Low-level laser energy is also used in bleaching procedures in order to enhance and speed up the whitening process, which it does by activating the bleaching gel to more easily release oxygen molecules which cause the actual whitening of tooth substance. If you bleach your teeth at home using a proprietary gel it can take up to two weeks of daily applications, whereas in the dental office a superior result of up to six shades lighter can usually be achieved within an hour! However this type is usually not as long lasting as with the home application, so often the latter is also required.
Drawbacks of lasers
Lasers have their limitations however when it comes to replacing the traditional drill, since they won’t effectively remove old fillings, and they can’t properly be used where access is not straightforward such is in the sides of teeth or in between them. They can’t be used on silver amalgam fillings, because the heat could vaporize mercury which could be potentially hazardous to health. So such fillings have to be removed using a conventional high-speed drill.
Lasers are thus a very useful adjunct to dental treatments but unfortunately cannot as yet totally replace the traditional drill. It is often necessary for instance for the dentist to drill away old filling material or certain less accessible parts of a tooth to get to decay, before the laser can be used to destroy bacteria or perfect the final preparation.
Another obvious drawback is in regards to the high costs of lasers in dentistry. These machines have needed years of research and development, which along with hardware costs of manufacture, result in expensive equipment for the end user. If and when lasers become more widespread, these costs should come down. Another cost involved is from the extra investment the dentist must put into training for laser use.

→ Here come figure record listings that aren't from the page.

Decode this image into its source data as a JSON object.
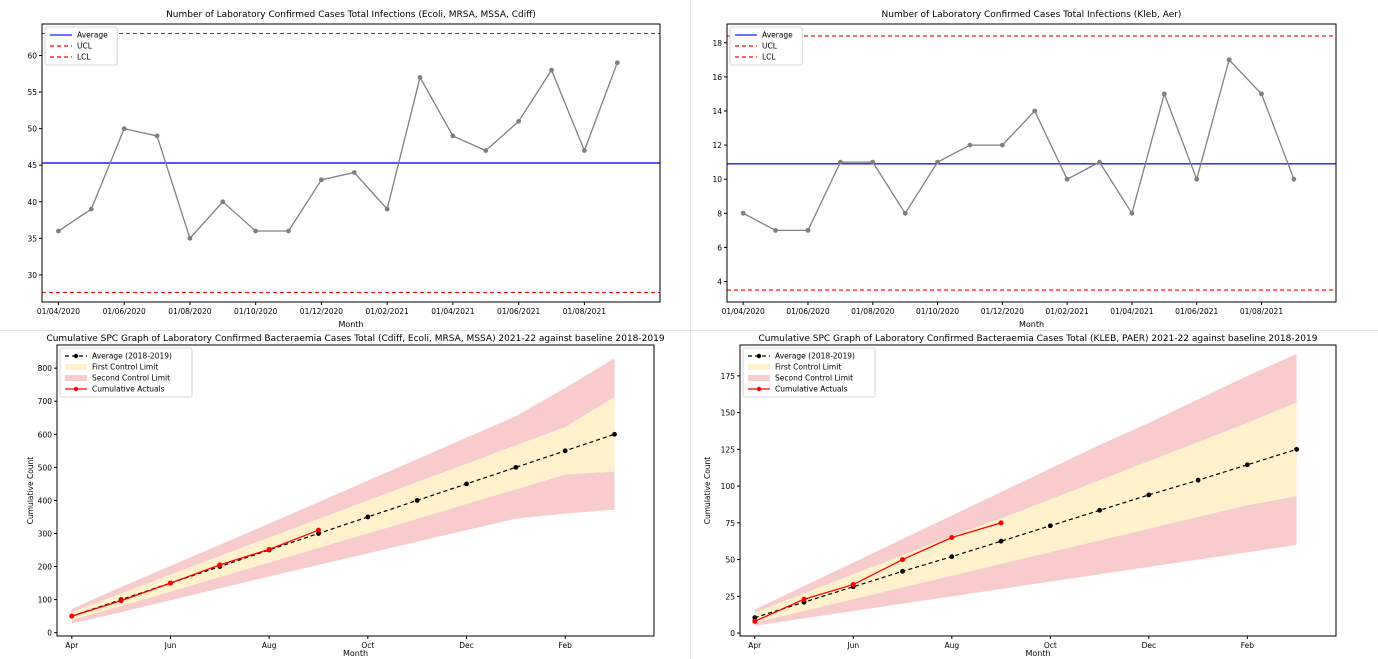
{
  "chart_data": [
    {
      "type": "line",
      "title": "Number of Laboratory Confirmed Cases Total Infections (Ecoli, MRSA, MSSA, Cdiff)",
      "xlabel": "Month",
      "ylabel": "",
      "x": [
        "01/04/2020",
        "01/05/2020",
        "01/06/2020",
        "01/07/2020",
        "01/08/2020",
        "01/09/2020",
        "01/10/2020",
        "01/11/2020",
        "01/12/2020",
        "01/01/2021",
        "01/02/2021",
        "01/03/2021",
        "01/04/2021",
        "01/05/2021",
        "01/06/2021",
        "01/07/2021",
        "01/08/2021",
        "01/09/2021"
      ],
      "xticks": [
        "01/04/2020",
        "01/06/2020",
        "01/08/2020",
        "01/10/2020",
        "01/12/2020",
        "01/02/2021",
        "01/04/2021",
        "01/06/2021",
        "01/08/2021"
      ],
      "values": [
        36,
        39,
        50,
        49,
        35,
        40,
        36,
        36,
        43,
        44,
        39,
        57,
        49,
        47,
        51,
        58,
        47,
        59
      ],
      "average": 45.3,
      "ucl": 63.0,
      "lcl": 27.6,
      "ylim": [
        26.3,
        64.3
      ],
      "yticks": [
        30,
        35,
        40,
        45,
        50,
        55,
        60
      ],
      "legend": {
        "position": "top-left",
        "entries": [
          "Average",
          "UCL",
          "LCL"
        ]
      },
      "colors": {
        "line": "#808080",
        "average": "#1a1aff",
        "limit": "#ff0000"
      },
      "grid": false
    },
    {
      "type": "line",
      "title": "Number of Laboratory Confirmed Cases Total Infections (Kleb, Aer)",
      "xlabel": "Month",
      "ylabel": "",
      "x": [
        "01/04/2020",
        "01/05/2020",
        "01/06/2020",
        "01/07/2020",
        "01/08/2020",
        "01/09/2020",
        "01/10/2020",
        "01/11/2020",
        "01/12/2020",
        "01/01/2021",
        "01/02/2021",
        "01/03/2021",
        "01/04/2021",
        "01/05/2021",
        "01/06/2021",
        "01/07/2021",
        "01/08/2021",
        "01/09/2021"
      ],
      "xticks": [
        "01/04/2020",
        "01/06/2020",
        "01/08/2020",
        "01/10/2020",
        "01/12/2020",
        "01/02/2021",
        "01/04/2021",
        "01/06/2021",
        "01/08/2021"
      ],
      "values": [
        8,
        7,
        7,
        11,
        11,
        8,
        11,
        12,
        12,
        14,
        10,
        11,
        8,
        15,
        10,
        17,
        15,
        10
      ],
      "average": 10.9,
      "ucl": 18.4,
      "lcl": 3.5,
      "ylim": [
        2.8,
        19.1
      ],
      "yticks": [
        4,
        6,
        8,
        10,
        12,
        14,
        16,
        18
      ],
      "legend": {
        "position": "top-left",
        "entries": [
          "Average",
          "UCL",
          "LCL"
        ]
      },
      "colors": {
        "line": "#808080",
        "average": "#1a1aff",
        "limit": "#ff0000"
      },
      "grid": false
    },
    {
      "type": "area",
      "title": "Cumulative SPC Graph of Laboratory Confirmed Bacteraemia Cases Total (Cdiff, Ecoli, MRSA, MSSA) 2021-22 against baseline 2018-2019",
      "xlabel": "Month",
      "ylabel": "Cumulative Count",
      "xticks": [
        "Apr",
        "Jun",
        "Aug",
        "Oct",
        "Dec",
        "Feb"
      ],
      "average": [
        50,
        100,
        150,
        200,
        250,
        300,
        350,
        400,
        450,
        500,
        550,
        600
      ],
      "actuals": [
        50,
        97,
        150,
        205,
        252,
        310
      ],
      "first_limit_lower": [
        38,
        81,
        124,
        168,
        212,
        256,
        300,
        344,
        389,
        433,
        478,
        487
      ],
      "first_limit_upper": [
        62,
        119,
        176,
        232,
        288,
        344,
        400,
        456,
        511,
        567,
        622,
        713
      ],
      "second_limit_lower": [
        28,
        62,
        98,
        134,
        170,
        205,
        240,
        275,
        310,
        345,
        360,
        372
      ],
      "second_limit_upper": [
        72,
        138,
        202,
        266,
        330,
        395,
        460,
        525,
        590,
        655,
        740,
        830
      ],
      "ylim": [
        -10,
        870
      ],
      "yticks": [
        0,
        100,
        200,
        300,
        400,
        500,
        600,
        700,
        800
      ],
      "legend": {
        "position": "top-left",
        "entries": [
          "Average (2018-2019)",
          "First Control Limit",
          "Second Control Limit",
          "Cumulative Actuals"
        ]
      },
      "colors": {
        "average": "#000000",
        "actuals": "#ff0000",
        "first_limit": "#fff2cc",
        "second_limit": "#f8cccc"
      },
      "grid": false
    },
    {
      "type": "area",
      "title": "Cumulative SPC Graph of Laboratory Confirmed Bacteraemia Cases Total (KLEB, PAER) 2021-22 against baseline 2018-2019",
      "xlabel": "Month",
      "ylabel": "Cumulative Count",
      "xticks": [
        "Apr",
        "Jun",
        "Aug",
        "Oct",
        "Dec",
        "Feb"
      ],
      "average": [
        10.5,
        21,
        31.5,
        42,
        52,
        62.5,
        73,
        83.5,
        94,
        104,
        114.5,
        125
      ],
      "actuals": [
        8,
        23,
        33,
        50,
        65,
        75
      ],
      "first_limit_lower": [
        7,
        15,
        23,
        31,
        39,
        47,
        55,
        63,
        71,
        79,
        87,
        93
      ],
      "first_limit_upper": [
        14,
        27,
        40,
        53,
        66,
        78,
        91,
        104,
        117,
        130,
        143,
        157
      ],
      "second_limit_lower": [
        5,
        10,
        15,
        20,
        25,
        30,
        35,
        40,
        45,
        50,
        55,
        60
      ],
      "second_limit_upper": [
        16,
        32,
        48,
        64,
        80,
        96,
        112,
        128,
        143,
        159,
        175,
        190
      ],
      "ylim": [
        -2,
        196
      ],
      "yticks": [
        0,
        25,
        50,
        75,
        100,
        125,
        150,
        175
      ],
      "legend": {
        "position": "top-left",
        "entries": [
          "Average (2018-2019)",
          "First Control Limit",
          "Second Control Limit",
          "Cumulative Actuals"
        ]
      },
      "colors": {
        "average": "#000000",
        "actuals": "#ff0000",
        "first_limit": "#fff2cc",
        "second_limit": "#f8cccc"
      },
      "grid": false
    }
  ]
}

The American Dental Association has not as yet given its final seal of Acceptance for dental lasers, since they cannot totally replace traditional treatment procedures but they accept their use as safe in expert hands. They call for a greater evidence-base in the field.
Lasers are proven as superior for soft tissue surgery with less bleeding and quicker recovery times, and also show promise in the treatment of dental decay, root canal therapy, and cosmetic procedures.
So it’s not surprising that they are becoming increasingly popular for use in dentistry, making for quicker and more comfortable treatment procedures where appropriate.